5 P’s to Profit…or Pivot

5 P’s to Profit…or Pivot

by | Oct 19, 2021 | Business & Product, CROP | 0 comments

The final area of focus in the CROP model is Profit…or Pivot. How I came across 5 P’s for this area is a bit of a long story involving a layover in New York, watching a random hotel TV interview, and a lot of subsequent experience so I’ll cut to the chase: in order to profit, it’s essential to find the intersection of the right people, problems, priorities, processes, and perspective. Five P’s to remember. I’ve diagramed it as a five-sided star, with profit in the middle. You can turn the star to put anything on top, and everything intersects. If you’re not finding the balance between these concepts, and you’ve optimized operations, then it’s time to pivot. Something is just not working and it’s time to create a new hypothesis, validate it, and move in a new direction.

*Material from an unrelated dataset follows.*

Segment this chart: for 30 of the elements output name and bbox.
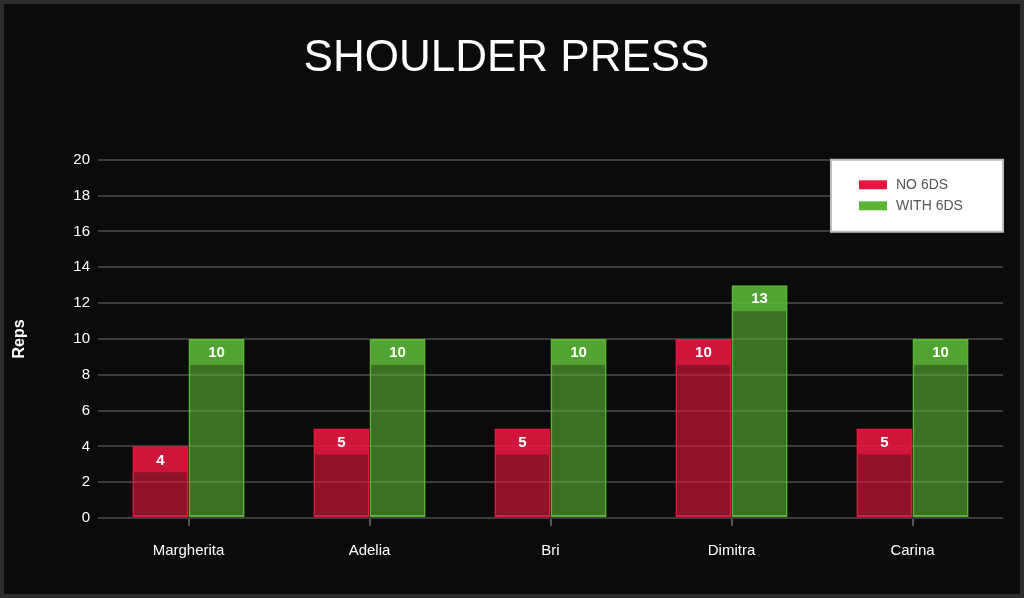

Let’s look at the P’s in more depth. As with each of the other tools in the CROP model, the 5 P’s have a reciprocal and synergistic relationship with each other. As you focus on one P, you’ll see how it influences the others.

People

You may have noticed that your team is a recurring point of optimization. Teams evolve. Ideally, the same team you formed your concept and runway with will remain with you through operations and profit. But that rarely happens. As your business evolves, so will your needs. It’s good to get new insights into your challenges and fresh eyes on problems. Diversity in thoughts, opinions, and experiences turn energetic, respectful conflict into a productive ecosystem for discovery. It’s healthy and so satisfying to disagree (or agree!), communicate effectively, and commit together as a team. Your people influence, and are influenced by your problems, priorities, processes, and perspective. So it’s essential to have the right people on the team and at the table as you work to solve customer pains.

Problems

There will always be problems. The question is “do you have the right problems?” Producing at scale can be a problem. But it’s the right problem. Onboarding more people than anticipated is a problem, but it’s a right problem. The trick is to prevent your solution from getting mired in the wrong problems (lawsuits…churn…hemorrhaging cash…oh my!) and focus on having the right problems. This is much easier said than done, and that’s why it’s an important part of profiting or pivoting.

Priorities

Setting the right priorities is an ever-shifting battle. Whether you use a MOKR/OKR (Mission, Objective, Key Result), KPI (Key Performance Indicator) or other framework, there should always be one key metric that brings all the work effort into alignment to effect significant change. This helps channel energy and keep people moving in the same direction.

But it’s also important to always keep in mind the ultimate desired outcome: leveraging your solution to solve problems for people. I’ve seen people intentionally make short-sighted prioritization choices just to be rewarded with a bonus or other incentive for hitting the current goal.

Take for example a scenario where the quarterly objective is to add 1,000 new users. A highly motivated team will pull out all the stops to hit this number, especially if there’s an additional incentive tied to it such as a bonus. But the right team with the right priorities will also consider churn and LTV. Yes, we want 1,000 new users. But ultimately the goal is not to keep them, and not churn out 1,500 customers, or decrease LTV in the process. The right team will see these considerations, point out work that might seem to meet the current objective but have long-term ramifications that don’t result in a profitable solution.

Processes

Sometimes the way we do things is important. And sometimes it’s not. Optimizing processes for profit is all about understanding which processes serve us and which do not. One of my favorite parts of the Agile manifesto is valuing people over process. What this means is that people are human and we all have quirks. Processes need to make sense for our situation and our people, priorities, and perspective. We should never do things just because that’s the way an expert recommended it, or because that’s the way it’s always been done here. The right people with the right priorities will have the freedom to communicate what works for them and what does not. Working together, dynamic teams create functional processes that strike a balance between procedure, housekeeping, and output. And that can be very profitable.

Perspective

The final P in Profit or Pivot is perspective. Here again, having the right people, problems, priorities and processes is critical to gaining the right perspective. During the concept phase of CROP, customer pain points were identified, a solution with unique value was proposed, distribution channels were assigned, and budgets were formulated. Do those still ring true, now that you have a different perspective? What’s the market perspective on your solution? Consider your customers’ point of view for your people, problems, priorities, and processes. By looking at things from different angles, gathering, collating, and analyzing data, new hypothesis could surface and new ideas may come to light.

Walking through these five P’s helps us identify areas of opportunity to profit or pivot. It comes down to this question: If you could go back to the concept stage and do it all again, would you? What would you do differently?

And that’s the CROP cycle starting again.